Look at this example which is more structured so doesn't look like noise: en.wikipedia.org/wiki/Square_wave#/media/… In the graph that only has the fundamenta, 3rd, and 5th harmonic required to make a square wave (a true square wave with sharp edges and flat peaks and valleys requires infinite number of odd harmonics). Do you see how you can spot the three sine-waves hidden in there? The 3rd harmonic is the most difficult one to spot.

Two higher frequency sine waves look different phases. I think I need to read more about Fourier Transforms now

How much calculus do you know?

But it's simpler than a lot of these comments. Two or more signals (frequencies) in a linear system do not mix or combine. This is the key. And that's what a wire is - a linear system. At the receiver, you just need a way to separate, or differentiate between the various signals. If they are different in frequency, all you need, notionally, is just a bunch of bandpass filters each one tuned to the frequency of interest.

@user1850479 General theory and vector calculus, but I still need to use a CAS for some forms

@SteveSh when you say two different signals don’t mix or combine I’m confused. In above comments Dknguyen provides a square wave link which shows two frequencies added. I think it’s this waveform that is passed to a Fourier transform to differentiate the signals? Is the transform a band pass filter to which you refer?

Since two sinusoids with different frequency are orthogonal, you can always separate them with a dot product, same a the orthogonal components of a velocity or position vector. See: math.stackexchange.com/questions/474398/…

@user1850479 how are they orthogonal? Do you mean by phase?

@Nick No, he not phase. You just have to accept that sinusoids of different frequencies when added together do not become intermingle and become lost. They are all still there in their original form. Sinusoids of different frequencies are orthogonal in the same way basis vectors are orthogonal: unique, separable, independent, don't cross paths.

Take a look at the linked question, which explains how they are orthogonal.

@Nick - Yes, the 2 frequencies add in a sense. But they also separable at the destination. Back to th square wave for a moment. When someone generates square wave digitally, they do that just by switching a transistor, or pair of transistors ON and OFF. It's not done by combining a bunch a sine waves.

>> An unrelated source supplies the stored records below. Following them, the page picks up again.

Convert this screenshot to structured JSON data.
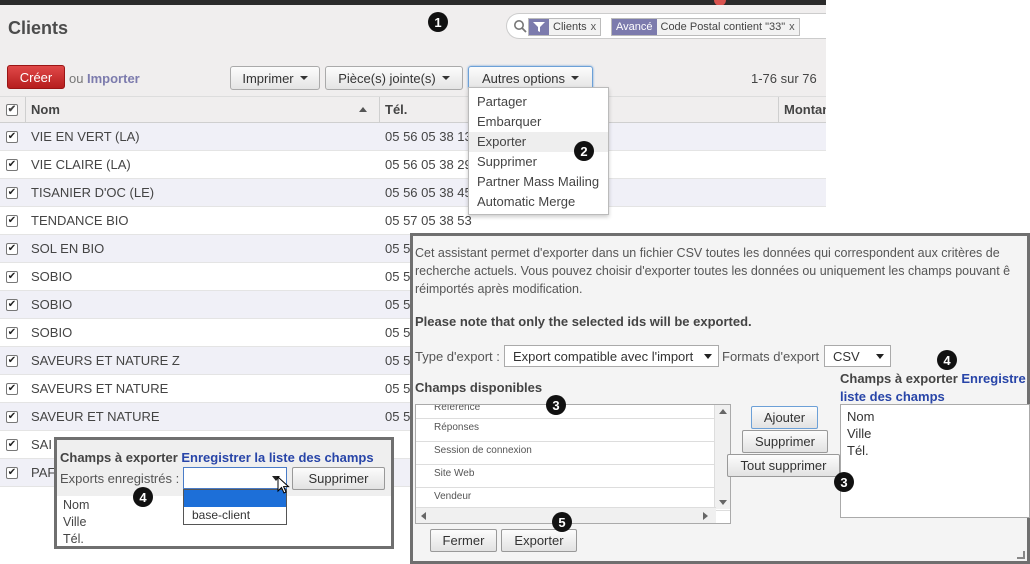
{
  "page": {
    "title": "Clients"
  },
  "search": {
    "facets": [
      {
        "tag_icon": "filter-icon",
        "value": "Clients",
        "remove": "x"
      },
      {
        "tag": "Avancé",
        "value": "Code Postal contient \"33\"",
        "remove": "x"
      }
    ]
  },
  "toolbar": {
    "create_label": "Créer",
    "or_label": "ou",
    "import_label": "Importer",
    "print_label": "Imprimer",
    "attachments_label": "Pièce(s) jointe(s)",
    "more_label": "Autres options",
    "pager": "1-76 sur 76"
  },
  "grid": {
    "columns": [
      "Nom",
      "Tél.",
      "Montan"
    ],
    "rows": [
      {
        "name": "VIE EN VERT (LA)",
        "tel": "05 56 05 38 13"
      },
      {
        "name": "VIE CLAIRE (LA)",
        "tel": "05 56 05 38 29"
      },
      {
        "name": "TISANIER D'OC (LE)",
        "tel": "05 56 05 38 45"
      },
      {
        "name": "TENDANCE BIO",
        "tel": "05 57 05 38 53"
      },
      {
        "name": "SOL EN BIO",
        "tel": "05 5"
      },
      {
        "name": "SOBIO",
        "tel": "05 5"
      },
      {
        "name": "SOBIO",
        "tel": "05 5"
      },
      {
        "name": "SOBIO",
        "tel": "05 5"
      },
      {
        "name": "SAVEURS ET NATURE Z",
        "tel": "05 5"
      },
      {
        "name": "SAVEURS ET NATURE",
        "tel": "05 5"
      },
      {
        "name": "SAVEUR ET NATURE",
        "tel": "05 5"
      },
      {
        "name": "SAI",
        "tel": ""
      },
      {
        "name": "PAF",
        "tel": ""
      }
    ]
  },
  "more_menu": {
    "items": [
      "Partager",
      "Embarquer",
      "Exporter",
      "Supprimer",
      "Partner Mass Mailing",
      "Automatic Merge"
    ],
    "highlighted": 2
  },
  "bullets": {
    "b1": "1",
    "b2": "2",
    "b3": "3",
    "b4": "4",
    "b5": "5"
  },
  "wizard": {
    "intro": "Cet assistant permet d'exporter dans un fichier CSV toutes les données qui correspondent aux critères de\nrecherche actuels. Vous pouvez choisir d'exporter toutes les données ou uniquement les champs pouvant ê\nréimportés après modification.",
    "note": "Please note that only the selected ids will be exported.",
    "export_type_label": "Type d'export :",
    "export_type_value": "Export compatible avec l'import",
    "format_label": "Formats d'export",
    "format_value": "CSV",
    "available_title": "Champs disponibles",
    "available_fields": [
      "Référence",
      "Réponses",
      "Session de connexion",
      "Site Web",
      "Vendeur"
    ],
    "add_label": "Ajouter",
    "remove_label": "Supprimer",
    "remove_all_label": "Tout supprimer",
    "export_fields_title": "Champs à exporter",
    "save_list_link_1": "Enregistre",
    "save_list_link_2": "liste des champs",
    "export_fields": [
      "Nom",
      "Ville",
      "Tél."
    ],
    "close_label": "Fermer",
    "export_label": "Exporter"
  },
  "popup": {
    "title": "Champs à exporter",
    "save_list_link": "Enregistrer la liste des champs",
    "saved_exports_label": "Exports enregistrés :",
    "delete_label": "Supprimer",
    "dropdown_options": [
      "",
      "base-client"
    ],
    "fields": [
      "Nom",
      "Ville",
      "Tél."
    ]
  },
  "colors": {
    "create_button": "#c62828",
    "facet_tag": "#7c7bad",
    "link": "#2845a8",
    "dropdown_selected": "#1d6fd8"
  }
}
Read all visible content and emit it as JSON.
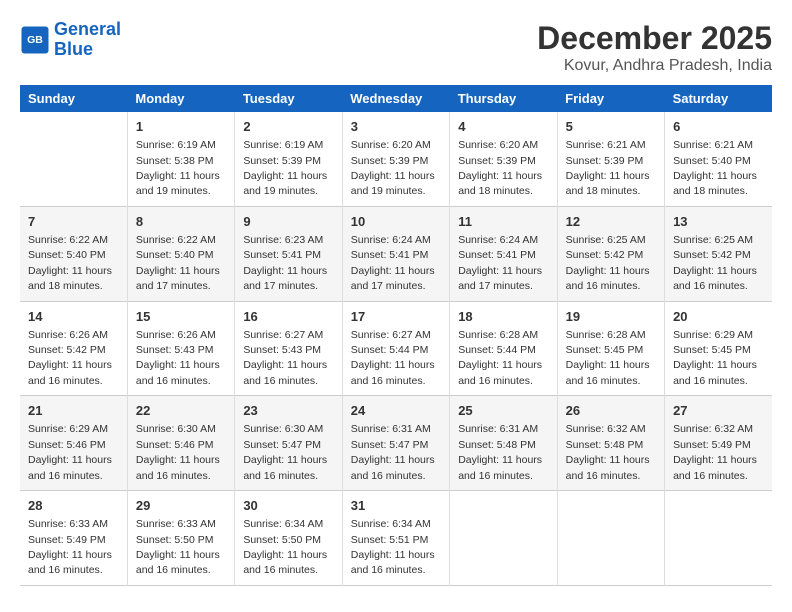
{
  "logo": {
    "line1": "General",
    "line2": "Blue"
  },
  "title": "December 2025",
  "subtitle": "Kovur, Andhra Pradesh, India",
  "headers": [
    "Sunday",
    "Monday",
    "Tuesday",
    "Wednesday",
    "Thursday",
    "Friday",
    "Saturday"
  ],
  "weeks": [
    [
      {
        "day": "",
        "sunrise": "",
        "sunset": "",
        "daylight": ""
      },
      {
        "day": "1",
        "sunrise": "Sunrise: 6:19 AM",
        "sunset": "Sunset: 5:38 PM",
        "daylight": "Daylight: 11 hours and 19 minutes."
      },
      {
        "day": "2",
        "sunrise": "Sunrise: 6:19 AM",
        "sunset": "Sunset: 5:39 PM",
        "daylight": "Daylight: 11 hours and 19 minutes."
      },
      {
        "day": "3",
        "sunrise": "Sunrise: 6:20 AM",
        "sunset": "Sunset: 5:39 PM",
        "daylight": "Daylight: 11 hours and 19 minutes."
      },
      {
        "day": "4",
        "sunrise": "Sunrise: 6:20 AM",
        "sunset": "Sunset: 5:39 PM",
        "daylight": "Daylight: 11 hours and 18 minutes."
      },
      {
        "day": "5",
        "sunrise": "Sunrise: 6:21 AM",
        "sunset": "Sunset: 5:39 PM",
        "daylight": "Daylight: 11 hours and 18 minutes."
      },
      {
        "day": "6",
        "sunrise": "Sunrise: 6:21 AM",
        "sunset": "Sunset: 5:40 PM",
        "daylight": "Daylight: 11 hours and 18 minutes."
      }
    ],
    [
      {
        "day": "7",
        "sunrise": "Sunrise: 6:22 AM",
        "sunset": "Sunset: 5:40 PM",
        "daylight": "Daylight: 11 hours and 18 minutes."
      },
      {
        "day": "8",
        "sunrise": "Sunrise: 6:22 AM",
        "sunset": "Sunset: 5:40 PM",
        "daylight": "Daylight: 11 hours and 17 minutes."
      },
      {
        "day": "9",
        "sunrise": "Sunrise: 6:23 AM",
        "sunset": "Sunset: 5:41 PM",
        "daylight": "Daylight: 11 hours and 17 minutes."
      },
      {
        "day": "10",
        "sunrise": "Sunrise: 6:24 AM",
        "sunset": "Sunset: 5:41 PM",
        "daylight": "Daylight: 11 hours and 17 minutes."
      },
      {
        "day": "11",
        "sunrise": "Sunrise: 6:24 AM",
        "sunset": "Sunset: 5:41 PM",
        "daylight": "Daylight: 11 hours and 17 minutes."
      },
      {
        "day": "12",
        "sunrise": "Sunrise: 6:25 AM",
        "sunset": "Sunset: 5:42 PM",
        "daylight": "Daylight: 11 hours and 16 minutes."
      },
      {
        "day": "13",
        "sunrise": "Sunrise: 6:25 AM",
        "sunset": "Sunset: 5:42 PM",
        "daylight": "Daylight: 11 hours and 16 minutes."
      }
    ],
    [
      {
        "day": "14",
        "sunrise": "Sunrise: 6:26 AM",
        "sunset": "Sunset: 5:42 PM",
        "daylight": "Daylight: 11 hours and 16 minutes."
      },
      {
        "day": "15",
        "sunrise": "Sunrise: 6:26 AM",
        "sunset": "Sunset: 5:43 PM",
        "daylight": "Daylight: 11 hours and 16 minutes."
      },
      {
        "day": "16",
        "sunrise": "Sunrise: 6:27 AM",
        "sunset": "Sunset: 5:43 PM",
        "daylight": "Daylight: 11 hours and 16 minutes."
      },
      {
        "day": "17",
        "sunrise": "Sunrise: 6:27 AM",
        "sunset": "Sunset: 5:44 PM",
        "daylight": "Daylight: 11 hours and 16 minutes."
      },
      {
        "day": "18",
        "sunrise": "Sunrise: 6:28 AM",
        "sunset": "Sunset: 5:44 PM",
        "daylight": "Daylight: 11 hours and 16 minutes."
      },
      {
        "day": "19",
        "sunrise": "Sunrise: 6:28 AM",
        "sunset": "Sunset: 5:45 PM",
        "daylight": "Daylight: 11 hours and 16 minutes."
      },
      {
        "day": "20",
        "sunrise": "Sunrise: 6:29 AM",
        "sunset": "Sunset: 5:45 PM",
        "daylight": "Daylight: 11 hours and 16 minutes."
      }
    ],
    [
      {
        "day": "21",
        "sunrise": "Sunrise: 6:29 AM",
        "sunset": "Sunset: 5:46 PM",
        "daylight": "Daylight: 11 hours and 16 minutes."
      },
      {
        "day": "22",
        "sunrise": "Sunrise: 6:30 AM",
        "sunset": "Sunset: 5:46 PM",
        "daylight": "Daylight: 11 hours and 16 minutes."
      },
      {
        "day": "23",
        "sunrise": "Sunrise: 6:30 AM",
        "sunset": "Sunset: 5:47 PM",
        "daylight": "Daylight: 11 hours and 16 minutes."
      },
      {
        "day": "24",
        "sunrise": "Sunrise: 6:31 AM",
        "sunset": "Sunset: 5:47 PM",
        "daylight": "Daylight: 11 hours and 16 minutes."
      },
      {
        "day": "25",
        "sunrise": "Sunrise: 6:31 AM",
        "sunset": "Sunset: 5:48 PM",
        "daylight": "Daylight: 11 hours and 16 minutes."
      },
      {
        "day": "26",
        "sunrise": "Sunrise: 6:32 AM",
        "sunset": "Sunset: 5:48 PM",
        "daylight": "Daylight: 11 hours and 16 minutes."
      },
      {
        "day": "27",
        "sunrise": "Sunrise: 6:32 AM",
        "sunset": "Sunset: 5:49 PM",
        "daylight": "Daylight: 11 hours and 16 minutes."
      }
    ],
    [
      {
        "day": "28",
        "sunrise": "Sunrise: 6:33 AM",
        "sunset": "Sunset: 5:49 PM",
        "daylight": "Daylight: 11 hours and 16 minutes."
      },
      {
        "day": "29",
        "sunrise": "Sunrise: 6:33 AM",
        "sunset": "Sunset: 5:50 PM",
        "daylight": "Daylight: 11 hours and 16 minutes."
      },
      {
        "day": "30",
        "sunrise": "Sunrise: 6:34 AM",
        "sunset": "Sunset: 5:50 PM",
        "daylight": "Daylight: 11 hours and 16 minutes."
      },
      {
        "day": "31",
        "sunrise": "Sunrise: 6:34 AM",
        "sunset": "Sunset: 5:51 PM",
        "daylight": "Daylight: 11 hours and 16 minutes."
      },
      {
        "day": "",
        "sunrise": "",
        "sunset": "",
        "daylight": ""
      },
      {
        "day": "",
        "sunrise": "",
        "sunset": "",
        "daylight": ""
      },
      {
        "day": "",
        "sunrise": "",
        "sunset": "",
        "daylight": ""
      }
    ]
  ]
}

Plus, your old AM radio would never have worked if signals combined the way you think they do in a medium, like a wire. All of the stations picked up by the antenna are separable by the tuners and filters that follow.

@SteveSh that helps. What if the two frequencies added are in the form of square waves instead of a sinusoid which form the carrier frequencies. Can the transform still be used to demodulate the two carriers?

@DKNguyen what you say seems to imply an unlimited number of channels on the medium, but I know each channel has bandwidth so due to the spacing the number of channels is finite. Do you know what determines the channel width?

@Nick Did you miss my second comment when I said that when you modulate a 20Hz-20kHz signal it sits centered around the carrier frequency and spills a bit off to either side of it? A modulated signal isn't just the carrier. It's the sidebands around it that carry the data.

That picture is for Sömmerring's "telegraph." It generates bubbles at the receiving end. Nothing magical about it. Just electro-chem, which is why the battery stack at the other end. I've no idea at all why that picture was shown here as illustrating anything interesting with respect to the rest of the text in the question. I'm just mystified. And besides, there's been no mention at all of using a Bragg crystal for simultaneous separation of frequencies from an antenna, despite it being used for decades in the P3 aircraft.